Gottman found that men who learned how to take influence from their partners tended to thrive in relationships. In other words, when these men learned to listen and incorporate the partner’s wants, wishes, and points of view, the marriages were happier and healthier.

This is where culture plays a big role. The traditional gender roles we learn teach us that men are supposed to be in charge, while women are supposed to nurture and take a back seat.

Times are indeed changing, and traditional gender roles no longer rule every roost. And again, when it comes to being open to a partner’s influence, individual differences loom large. Regardless of sex and sexual orientation, most couples likely find that one partner is a bit less flexible about considering the other's point of view. When the inflexible, bossy partner learns to listen and make what's important to their partner more important to them as well, domestic bliss is way more attainable, even if we agree to disagree on some matters.

3. Listen to understand the wishes and dreams underlying the different points of view that drive perpetual problems.

When couples learn to listen to and understand the dreams underlying their perpetual conflicts, they can loosen and soften around the issues, facilitating keeping things well lubricated and playful, rather than nasty and gridlocked.

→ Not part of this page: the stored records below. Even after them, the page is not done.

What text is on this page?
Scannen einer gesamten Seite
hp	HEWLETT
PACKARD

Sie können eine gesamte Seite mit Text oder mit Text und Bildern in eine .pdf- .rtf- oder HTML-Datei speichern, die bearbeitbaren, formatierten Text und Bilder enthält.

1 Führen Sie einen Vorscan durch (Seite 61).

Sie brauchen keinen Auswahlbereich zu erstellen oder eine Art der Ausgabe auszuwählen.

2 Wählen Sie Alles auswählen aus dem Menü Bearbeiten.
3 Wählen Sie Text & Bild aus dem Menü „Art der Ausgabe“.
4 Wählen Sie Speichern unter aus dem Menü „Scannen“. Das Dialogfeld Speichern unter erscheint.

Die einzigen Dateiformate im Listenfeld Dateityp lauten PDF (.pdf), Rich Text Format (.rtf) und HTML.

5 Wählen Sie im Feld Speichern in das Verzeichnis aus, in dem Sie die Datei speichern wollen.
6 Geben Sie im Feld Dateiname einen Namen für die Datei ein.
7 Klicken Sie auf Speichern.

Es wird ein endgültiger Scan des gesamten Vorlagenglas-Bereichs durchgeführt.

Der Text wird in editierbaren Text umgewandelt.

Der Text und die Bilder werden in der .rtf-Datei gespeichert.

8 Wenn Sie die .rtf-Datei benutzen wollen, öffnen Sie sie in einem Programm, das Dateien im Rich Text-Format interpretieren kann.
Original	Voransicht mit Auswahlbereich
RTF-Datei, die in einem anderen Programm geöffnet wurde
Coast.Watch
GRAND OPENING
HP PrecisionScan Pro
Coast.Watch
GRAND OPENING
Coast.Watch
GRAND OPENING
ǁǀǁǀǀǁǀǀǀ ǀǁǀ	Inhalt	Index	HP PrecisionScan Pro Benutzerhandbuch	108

And often, what they discover is that beneath what appears to be diametrically opposed power struggles about their favorite topics of contention are very similar bottom lines when it comes to their needs and wants.

Here's one dramatic and very timely example:

What if one partner believes in the need to wear masks to contain the spread of the coronavirus, while the other is reluctant to comply? Sounds like a recipe for a relationship disaster!

If they could have a deep conversation, without rushing into judgment, blame, or grinding into full-tilt meltdown, they might discover this common thread:

The partner who wants to wear the mask wants to feel safe. The partner who doesn't want to wear the mask wants to feel safe, also. The bottom line is that people differ regarding what makes them feel safe and secure. For some, participating in the collective and cooperating makes them feel safe. For others, exerting their autonomy, their right to be an independent individual, is how they feel safest.

Different strokes for different folks. I wonder how they will sort this out?

References

Wise, N. (2020). Why Good Sex Matters: Understanding the Neuroscience of Pleasure for a Smarter, Happier, and More Purpose-filled Life. Houghton Mifflin.